If I might add (as someone with a degree in architecture and now self-employed as a design-builder), it would be well worth your time to gain employment with a builder, architect or engineer for a few years before going out on your own completely. For the first year or two you will likely be a CAD jockey (it's a right of passage and has its purpose). You will be required to take the designs sketched out by someone else at the firm and create a working set of drawings which meets or exceeds the applicable building code requirements. Sounds mundane, I know, but you will actually learn quite a bit by that repetitive process. If your employer is laid back enough, he/she might let you be the designer on smaller scale projects (of course under his/her supervision). 

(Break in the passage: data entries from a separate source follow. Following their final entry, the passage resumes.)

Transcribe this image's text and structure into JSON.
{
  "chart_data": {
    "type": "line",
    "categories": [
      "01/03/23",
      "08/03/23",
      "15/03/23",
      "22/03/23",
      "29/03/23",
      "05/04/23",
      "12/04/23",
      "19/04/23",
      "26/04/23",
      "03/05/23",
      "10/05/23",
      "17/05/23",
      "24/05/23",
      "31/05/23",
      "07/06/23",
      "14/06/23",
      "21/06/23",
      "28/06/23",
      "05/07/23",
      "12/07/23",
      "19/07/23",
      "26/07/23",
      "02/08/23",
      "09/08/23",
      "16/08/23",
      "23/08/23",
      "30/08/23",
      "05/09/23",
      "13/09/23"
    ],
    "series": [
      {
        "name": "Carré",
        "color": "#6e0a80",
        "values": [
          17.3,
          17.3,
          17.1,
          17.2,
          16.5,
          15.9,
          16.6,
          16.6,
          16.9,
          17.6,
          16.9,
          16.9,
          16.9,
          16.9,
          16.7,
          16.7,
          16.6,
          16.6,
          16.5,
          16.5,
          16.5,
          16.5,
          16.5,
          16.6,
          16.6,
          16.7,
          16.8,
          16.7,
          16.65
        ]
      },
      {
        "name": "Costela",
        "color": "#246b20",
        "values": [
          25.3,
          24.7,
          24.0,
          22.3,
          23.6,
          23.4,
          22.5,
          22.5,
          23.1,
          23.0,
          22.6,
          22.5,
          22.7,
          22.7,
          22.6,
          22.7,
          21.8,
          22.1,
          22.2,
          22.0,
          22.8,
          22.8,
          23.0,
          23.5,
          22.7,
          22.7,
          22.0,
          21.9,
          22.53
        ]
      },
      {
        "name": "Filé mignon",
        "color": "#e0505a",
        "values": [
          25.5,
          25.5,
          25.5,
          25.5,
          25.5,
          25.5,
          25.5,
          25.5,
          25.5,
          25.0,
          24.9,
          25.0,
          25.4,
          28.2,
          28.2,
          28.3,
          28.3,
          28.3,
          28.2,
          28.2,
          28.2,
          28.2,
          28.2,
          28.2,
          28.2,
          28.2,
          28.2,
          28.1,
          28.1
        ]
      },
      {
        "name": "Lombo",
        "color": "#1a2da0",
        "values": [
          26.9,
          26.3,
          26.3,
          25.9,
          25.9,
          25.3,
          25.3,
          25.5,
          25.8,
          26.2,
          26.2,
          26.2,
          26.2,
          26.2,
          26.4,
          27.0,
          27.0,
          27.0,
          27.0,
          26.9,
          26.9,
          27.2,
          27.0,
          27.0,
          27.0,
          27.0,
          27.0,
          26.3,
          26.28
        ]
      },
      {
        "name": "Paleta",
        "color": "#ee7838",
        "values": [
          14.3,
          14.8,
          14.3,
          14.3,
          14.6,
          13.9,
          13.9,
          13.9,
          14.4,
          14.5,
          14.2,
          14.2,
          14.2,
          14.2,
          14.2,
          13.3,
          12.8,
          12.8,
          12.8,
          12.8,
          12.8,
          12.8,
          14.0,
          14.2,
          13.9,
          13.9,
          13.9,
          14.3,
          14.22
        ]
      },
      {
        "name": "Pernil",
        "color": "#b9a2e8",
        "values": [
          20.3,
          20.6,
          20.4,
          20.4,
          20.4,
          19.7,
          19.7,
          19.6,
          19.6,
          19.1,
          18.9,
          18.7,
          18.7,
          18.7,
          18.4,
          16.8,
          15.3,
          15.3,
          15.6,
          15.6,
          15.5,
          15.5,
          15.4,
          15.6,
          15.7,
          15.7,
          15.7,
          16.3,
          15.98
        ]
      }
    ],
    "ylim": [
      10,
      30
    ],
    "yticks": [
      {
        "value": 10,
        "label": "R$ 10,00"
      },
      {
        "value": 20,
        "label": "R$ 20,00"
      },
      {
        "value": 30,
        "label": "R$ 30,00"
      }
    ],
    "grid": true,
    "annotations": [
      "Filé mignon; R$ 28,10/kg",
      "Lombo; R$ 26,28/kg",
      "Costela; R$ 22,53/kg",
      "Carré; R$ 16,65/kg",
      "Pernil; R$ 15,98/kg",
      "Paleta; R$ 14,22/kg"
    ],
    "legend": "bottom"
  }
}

As a side note, not until I began working with my husband (who has been building homes for 24 years) did I truly learn about structure. (If he ever gets on here -- don't tell him I owned up to that) :whistling

Good Luck to you!


----------



## kgabriel (Nov 11, 2011)

Simply go down to the local permitting office and pick up a brochure at the information desk. In that brochure will be information stating whether or not your particular project will require a building permit and if an arch or engineer is required to stamp the plans. It all has to do with square footage, cost of construction, and what materials you are using.

done.


----------



## Willie T (Jan 29, 2009)

Rio said:


> All good advice above: You can check with the South Dakota Architecture board to see what types and sizes of projects trigger the requirement to have a licensed architect (or in many cases a structural or civil engineer) stamp the plans.


Just a guess, but the information might be more pertinent if he checked with North Dakota instead. :whistling


----------



## Rio (Oct 13, 2009)

Willie T said:


> Just a guess, but the information might be more pertinent if he checked with North Dakota instead. :whistling


Whoops!


----------



## Willie T (Jan 29, 2009)

No sweat, Obama does it all the time. :laughing:


----------



## ScipioAfricanus (Sep 13, 2008)

I hope the guy found out what he needed to know in 9 moths of searching.

Andy.


----------



## Willie T (Jan 29, 2009)

THAT'S the problem! He's been looking in SOUTH Dakota all this time.


----------